Truck Driver Offers Compensation in Kurrle Accident Case
By David Miller
The truck driver who caused a fatal accident on April 18, 2012, which took the lives of missionary Julie Beam Kurrle and her six-year-old son Timmy has offered compensation to Rev. Norberto Kurrle, husband and father of the victims.
The offer comes after a forensic investigation into the accident, concluded on October 17 in Encarnación, Paraguay, by police and public prosecutors. A meticulous reconstruction of events placed blame for the accident on Mariano Ramón González Dominguez. The Kurrle family’s car crashed into González Dominguez’s cargo truck in the predawn darkness that morning.
The District Attorney’s office of Coronel Bogado has charged González Dominguez with leaving his vehicle parked illegally in the traffic lane of Route 1, a major Paraguayan highway, without lights or reflectors to warn passing motorists.
Furthermore, the investigation revealed González Dominguez had left the truck in that position for some time before the accident occurred while he attempted to clean a dirty fuel filter that had caused the engine to stall. Two witnesses came forward to confirm this to investigators, stating they had narrowly avoided collision with the heavily loaded truck minutes before the fatal accident.
The evidence contradicts statements that González Dominguez gave to police at the scene of the accident. The driver alleged his vehicle was moving along Route 1 when the Toyota station wagon driven by Rev. Kurrle tried to pass. According to the driver, another vehicle pulled into the roadway, and when Kurrle swerved to avoid it, he crashed into the slower moving truck.
Within hours, a major Paraguayan news outlet published this version on its website, www.ultimahora.com, causing considerable anguish within the international community of the Church of God, obviously due to the tragic loss of Julie and Timmy Kurrle, but also because of the insinuation that Norberto Kurrle was responsible for causing the accident.
“I did not realize there was a truck there until the instant of impact,” Kurrle said. “Another truck was coming toward us and his headlights temporarily blinded me. I recall lowering my own headlights and the next second we crashed against an immovable object.”

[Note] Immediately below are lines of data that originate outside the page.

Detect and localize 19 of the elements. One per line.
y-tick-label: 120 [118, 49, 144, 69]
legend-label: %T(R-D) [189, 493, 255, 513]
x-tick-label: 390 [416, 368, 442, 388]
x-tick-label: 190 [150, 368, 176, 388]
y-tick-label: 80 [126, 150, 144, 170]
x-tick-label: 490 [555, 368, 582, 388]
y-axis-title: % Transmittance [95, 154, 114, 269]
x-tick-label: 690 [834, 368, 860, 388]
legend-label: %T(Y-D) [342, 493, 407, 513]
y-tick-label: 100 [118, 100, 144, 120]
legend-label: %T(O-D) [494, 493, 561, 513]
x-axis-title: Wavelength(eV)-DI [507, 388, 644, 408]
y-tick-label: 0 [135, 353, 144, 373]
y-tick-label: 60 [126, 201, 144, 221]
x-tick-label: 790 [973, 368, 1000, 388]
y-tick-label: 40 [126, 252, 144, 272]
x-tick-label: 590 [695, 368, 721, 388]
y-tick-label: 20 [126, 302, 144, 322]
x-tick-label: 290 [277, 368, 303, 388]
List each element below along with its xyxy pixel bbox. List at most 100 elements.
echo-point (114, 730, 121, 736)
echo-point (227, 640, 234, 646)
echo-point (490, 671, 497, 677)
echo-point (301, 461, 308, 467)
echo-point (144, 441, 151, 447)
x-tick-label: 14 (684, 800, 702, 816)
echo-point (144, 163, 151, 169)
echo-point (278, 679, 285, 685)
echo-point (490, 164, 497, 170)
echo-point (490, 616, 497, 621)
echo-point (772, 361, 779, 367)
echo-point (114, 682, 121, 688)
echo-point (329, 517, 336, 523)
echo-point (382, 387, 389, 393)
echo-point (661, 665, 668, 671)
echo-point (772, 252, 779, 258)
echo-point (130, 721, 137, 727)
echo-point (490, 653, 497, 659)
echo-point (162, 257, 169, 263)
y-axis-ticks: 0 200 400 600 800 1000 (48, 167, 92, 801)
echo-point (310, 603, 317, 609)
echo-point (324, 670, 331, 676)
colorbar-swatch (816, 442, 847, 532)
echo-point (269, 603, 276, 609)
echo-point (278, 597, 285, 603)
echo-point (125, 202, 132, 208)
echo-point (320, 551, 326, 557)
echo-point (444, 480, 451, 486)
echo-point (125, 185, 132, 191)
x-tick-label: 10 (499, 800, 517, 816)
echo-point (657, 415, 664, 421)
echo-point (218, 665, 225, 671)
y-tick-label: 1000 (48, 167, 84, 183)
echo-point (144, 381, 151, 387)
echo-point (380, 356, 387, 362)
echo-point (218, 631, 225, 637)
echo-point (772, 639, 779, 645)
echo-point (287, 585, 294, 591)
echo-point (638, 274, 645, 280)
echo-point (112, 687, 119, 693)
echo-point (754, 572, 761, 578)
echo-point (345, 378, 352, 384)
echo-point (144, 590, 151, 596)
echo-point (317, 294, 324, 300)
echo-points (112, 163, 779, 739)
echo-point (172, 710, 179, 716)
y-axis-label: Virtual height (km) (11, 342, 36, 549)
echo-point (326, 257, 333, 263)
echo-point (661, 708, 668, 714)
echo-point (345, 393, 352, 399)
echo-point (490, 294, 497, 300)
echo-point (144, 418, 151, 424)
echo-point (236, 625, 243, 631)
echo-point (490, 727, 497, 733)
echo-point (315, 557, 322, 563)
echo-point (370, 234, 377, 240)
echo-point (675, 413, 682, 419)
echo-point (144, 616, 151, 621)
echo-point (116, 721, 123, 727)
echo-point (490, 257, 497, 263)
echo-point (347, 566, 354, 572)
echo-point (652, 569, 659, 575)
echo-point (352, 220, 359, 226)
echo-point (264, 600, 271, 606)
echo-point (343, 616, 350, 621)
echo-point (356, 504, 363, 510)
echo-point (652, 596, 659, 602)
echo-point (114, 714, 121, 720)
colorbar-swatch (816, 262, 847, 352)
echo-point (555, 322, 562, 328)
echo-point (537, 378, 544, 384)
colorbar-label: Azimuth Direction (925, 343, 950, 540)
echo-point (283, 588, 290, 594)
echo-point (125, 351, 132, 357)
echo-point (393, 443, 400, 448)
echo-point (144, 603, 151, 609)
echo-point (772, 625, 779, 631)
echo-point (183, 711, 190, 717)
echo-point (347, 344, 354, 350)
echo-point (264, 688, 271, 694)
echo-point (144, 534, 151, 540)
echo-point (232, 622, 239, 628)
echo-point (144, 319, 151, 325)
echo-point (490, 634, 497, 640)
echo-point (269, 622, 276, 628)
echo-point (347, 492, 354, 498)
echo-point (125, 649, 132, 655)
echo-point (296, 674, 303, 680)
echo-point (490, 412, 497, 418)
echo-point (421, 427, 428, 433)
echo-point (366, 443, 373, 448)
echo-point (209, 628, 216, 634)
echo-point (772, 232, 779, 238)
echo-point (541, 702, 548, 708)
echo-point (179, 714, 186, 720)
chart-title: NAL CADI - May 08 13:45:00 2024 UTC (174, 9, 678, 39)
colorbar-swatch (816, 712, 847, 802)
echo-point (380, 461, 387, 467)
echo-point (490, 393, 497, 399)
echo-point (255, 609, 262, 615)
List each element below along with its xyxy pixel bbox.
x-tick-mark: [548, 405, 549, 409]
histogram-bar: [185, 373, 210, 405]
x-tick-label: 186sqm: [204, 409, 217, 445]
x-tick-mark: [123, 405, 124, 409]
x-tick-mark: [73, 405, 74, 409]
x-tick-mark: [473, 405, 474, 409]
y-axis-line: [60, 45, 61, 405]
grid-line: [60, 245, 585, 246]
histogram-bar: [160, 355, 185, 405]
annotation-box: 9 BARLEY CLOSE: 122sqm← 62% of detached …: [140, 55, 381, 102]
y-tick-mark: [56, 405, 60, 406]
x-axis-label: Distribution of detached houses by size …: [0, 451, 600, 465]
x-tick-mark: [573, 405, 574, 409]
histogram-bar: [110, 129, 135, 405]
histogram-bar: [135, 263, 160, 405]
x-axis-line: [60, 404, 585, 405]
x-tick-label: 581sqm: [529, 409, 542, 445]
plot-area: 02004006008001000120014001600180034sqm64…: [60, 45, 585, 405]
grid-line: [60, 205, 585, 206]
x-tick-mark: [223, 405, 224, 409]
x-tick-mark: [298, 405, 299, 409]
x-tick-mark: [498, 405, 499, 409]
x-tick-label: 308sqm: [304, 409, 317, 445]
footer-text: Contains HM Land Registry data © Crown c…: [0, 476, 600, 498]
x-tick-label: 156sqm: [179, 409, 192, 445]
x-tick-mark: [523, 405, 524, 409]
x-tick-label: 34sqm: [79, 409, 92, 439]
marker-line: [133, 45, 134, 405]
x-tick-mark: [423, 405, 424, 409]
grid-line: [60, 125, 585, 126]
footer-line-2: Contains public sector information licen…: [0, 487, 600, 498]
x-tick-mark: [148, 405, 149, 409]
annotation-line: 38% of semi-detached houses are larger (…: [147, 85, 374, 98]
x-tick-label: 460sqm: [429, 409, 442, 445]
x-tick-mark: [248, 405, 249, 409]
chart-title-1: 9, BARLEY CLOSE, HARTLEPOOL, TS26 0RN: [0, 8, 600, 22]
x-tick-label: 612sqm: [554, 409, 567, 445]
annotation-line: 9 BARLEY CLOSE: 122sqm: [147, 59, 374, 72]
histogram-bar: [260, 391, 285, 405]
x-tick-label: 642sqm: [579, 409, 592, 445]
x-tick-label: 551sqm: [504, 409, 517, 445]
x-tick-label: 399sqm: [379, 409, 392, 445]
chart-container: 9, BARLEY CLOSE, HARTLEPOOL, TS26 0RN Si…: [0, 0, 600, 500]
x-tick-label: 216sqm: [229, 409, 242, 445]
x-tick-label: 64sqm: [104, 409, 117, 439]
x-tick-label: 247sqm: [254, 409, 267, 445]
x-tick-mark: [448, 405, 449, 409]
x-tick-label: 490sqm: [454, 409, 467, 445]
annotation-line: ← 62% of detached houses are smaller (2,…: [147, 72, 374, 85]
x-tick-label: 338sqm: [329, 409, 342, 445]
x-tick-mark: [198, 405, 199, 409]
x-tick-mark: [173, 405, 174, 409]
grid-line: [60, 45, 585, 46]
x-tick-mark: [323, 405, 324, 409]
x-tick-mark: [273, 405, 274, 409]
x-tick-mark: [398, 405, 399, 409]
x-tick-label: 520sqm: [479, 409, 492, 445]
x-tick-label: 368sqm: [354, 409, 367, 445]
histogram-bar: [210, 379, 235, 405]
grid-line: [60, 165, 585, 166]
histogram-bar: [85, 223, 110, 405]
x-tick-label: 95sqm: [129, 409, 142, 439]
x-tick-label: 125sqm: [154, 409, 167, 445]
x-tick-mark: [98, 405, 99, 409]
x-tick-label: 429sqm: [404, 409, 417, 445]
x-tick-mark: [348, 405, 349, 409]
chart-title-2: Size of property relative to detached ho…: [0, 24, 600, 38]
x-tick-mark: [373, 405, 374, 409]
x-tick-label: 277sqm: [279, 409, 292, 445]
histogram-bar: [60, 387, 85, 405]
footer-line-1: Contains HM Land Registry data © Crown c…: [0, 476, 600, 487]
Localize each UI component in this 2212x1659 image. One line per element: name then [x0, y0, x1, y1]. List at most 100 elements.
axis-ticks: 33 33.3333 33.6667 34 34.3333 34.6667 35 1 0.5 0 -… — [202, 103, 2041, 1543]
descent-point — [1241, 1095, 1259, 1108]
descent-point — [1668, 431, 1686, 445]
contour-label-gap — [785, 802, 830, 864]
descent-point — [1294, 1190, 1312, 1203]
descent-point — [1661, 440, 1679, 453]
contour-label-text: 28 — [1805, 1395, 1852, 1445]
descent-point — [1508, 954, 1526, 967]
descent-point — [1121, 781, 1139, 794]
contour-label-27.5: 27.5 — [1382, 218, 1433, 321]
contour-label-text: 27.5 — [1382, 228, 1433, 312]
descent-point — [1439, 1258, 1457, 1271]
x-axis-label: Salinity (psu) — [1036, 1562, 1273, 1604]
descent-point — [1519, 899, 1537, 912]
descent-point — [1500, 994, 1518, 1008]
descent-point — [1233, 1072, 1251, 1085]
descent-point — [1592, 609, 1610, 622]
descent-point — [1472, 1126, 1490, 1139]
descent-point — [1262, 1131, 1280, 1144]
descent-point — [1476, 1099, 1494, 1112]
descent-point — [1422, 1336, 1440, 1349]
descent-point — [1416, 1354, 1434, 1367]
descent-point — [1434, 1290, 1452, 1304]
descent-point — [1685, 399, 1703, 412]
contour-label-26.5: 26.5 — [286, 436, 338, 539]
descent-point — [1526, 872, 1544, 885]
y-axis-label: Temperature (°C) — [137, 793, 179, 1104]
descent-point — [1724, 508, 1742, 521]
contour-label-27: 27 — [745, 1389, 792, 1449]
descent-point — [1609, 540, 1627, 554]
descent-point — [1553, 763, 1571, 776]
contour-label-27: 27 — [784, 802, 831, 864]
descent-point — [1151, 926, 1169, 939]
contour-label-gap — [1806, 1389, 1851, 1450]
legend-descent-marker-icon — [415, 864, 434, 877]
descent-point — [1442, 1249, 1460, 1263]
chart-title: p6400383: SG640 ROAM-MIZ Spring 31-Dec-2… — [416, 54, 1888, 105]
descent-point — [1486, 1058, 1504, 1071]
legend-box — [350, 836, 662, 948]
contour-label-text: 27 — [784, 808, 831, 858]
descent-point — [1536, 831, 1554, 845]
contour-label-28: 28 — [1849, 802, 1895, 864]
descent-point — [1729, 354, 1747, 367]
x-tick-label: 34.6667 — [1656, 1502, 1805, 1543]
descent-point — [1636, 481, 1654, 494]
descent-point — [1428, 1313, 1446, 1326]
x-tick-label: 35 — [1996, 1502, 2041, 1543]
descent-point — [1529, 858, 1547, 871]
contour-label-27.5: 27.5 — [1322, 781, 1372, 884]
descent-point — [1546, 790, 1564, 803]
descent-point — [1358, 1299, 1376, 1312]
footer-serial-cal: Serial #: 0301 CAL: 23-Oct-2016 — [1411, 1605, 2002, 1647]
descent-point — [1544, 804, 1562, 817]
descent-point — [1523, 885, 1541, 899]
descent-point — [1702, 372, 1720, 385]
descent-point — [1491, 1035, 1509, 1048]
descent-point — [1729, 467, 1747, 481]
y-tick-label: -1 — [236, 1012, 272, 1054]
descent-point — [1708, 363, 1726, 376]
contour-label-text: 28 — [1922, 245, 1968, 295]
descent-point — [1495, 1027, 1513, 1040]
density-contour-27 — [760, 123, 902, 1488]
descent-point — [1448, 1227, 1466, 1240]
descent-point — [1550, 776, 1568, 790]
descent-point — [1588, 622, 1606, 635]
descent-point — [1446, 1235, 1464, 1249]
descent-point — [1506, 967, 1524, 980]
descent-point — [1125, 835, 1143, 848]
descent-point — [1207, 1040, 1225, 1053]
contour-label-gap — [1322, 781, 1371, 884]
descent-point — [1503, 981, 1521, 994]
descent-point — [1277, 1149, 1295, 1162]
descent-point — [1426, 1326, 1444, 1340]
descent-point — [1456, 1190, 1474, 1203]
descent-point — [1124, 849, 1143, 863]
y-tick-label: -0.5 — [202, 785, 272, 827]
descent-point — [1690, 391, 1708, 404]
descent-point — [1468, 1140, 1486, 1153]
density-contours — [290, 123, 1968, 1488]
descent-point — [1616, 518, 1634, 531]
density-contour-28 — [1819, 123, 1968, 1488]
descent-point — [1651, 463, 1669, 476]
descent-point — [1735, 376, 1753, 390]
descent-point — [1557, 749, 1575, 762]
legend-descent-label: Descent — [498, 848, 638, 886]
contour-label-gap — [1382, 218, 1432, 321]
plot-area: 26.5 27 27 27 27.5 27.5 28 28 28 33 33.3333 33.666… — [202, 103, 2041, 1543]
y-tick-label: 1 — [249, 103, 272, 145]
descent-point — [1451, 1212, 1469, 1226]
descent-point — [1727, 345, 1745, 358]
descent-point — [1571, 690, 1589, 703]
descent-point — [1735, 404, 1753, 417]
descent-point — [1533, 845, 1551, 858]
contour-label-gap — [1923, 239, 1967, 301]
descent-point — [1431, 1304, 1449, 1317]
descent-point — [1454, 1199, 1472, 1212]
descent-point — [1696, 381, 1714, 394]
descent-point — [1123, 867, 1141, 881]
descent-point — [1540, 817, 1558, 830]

When questioned by police on April 18 regarding the speed he was traveling, Kurrle, still reeling from shock and grief, responded, “I don’t remember, maybe 100 Km. per hour [60 mph],” the legal speed limit on Route 1.
Officers then informed him that the speed limit on Route 1 drops to 80 Km. (50 mph.) at night. The District Attorney indictment acknowledges that this could have been a secondary factor in the accident, however “we arrive at the unmistakable conviction, that the conduct of Mr. Mariano Ramón González Dominguez was PREPONDERANT (sic)…in producing the consequence.”
The legal document goes on to state, “If Mariano Ramón González Dominguez had respected the requirements pertaining to the proper illumination of his vehicle or placed the mandatory warning reflectors used in cases of breakdown or emergency when these circumstances occur in a traffic lane, this outcome would not have been produced.”
For his part, Norberto Kurrle is not seeking punitive damages against the professional truck driver, affirming that vengeance is not on the agenda of a child of God.
“I’m only interested in an apology from him or the trucking company which owns the truck,” he said.
“Of course, nothing can restore Julie and Timmy to us. But I think it is just that they compensate me for the loss of our automobile and for the legal costs that I have incurred.”
“I am grateful to the entire family of God for interceding in favor of a speedy resolution to the judicial process,” he added.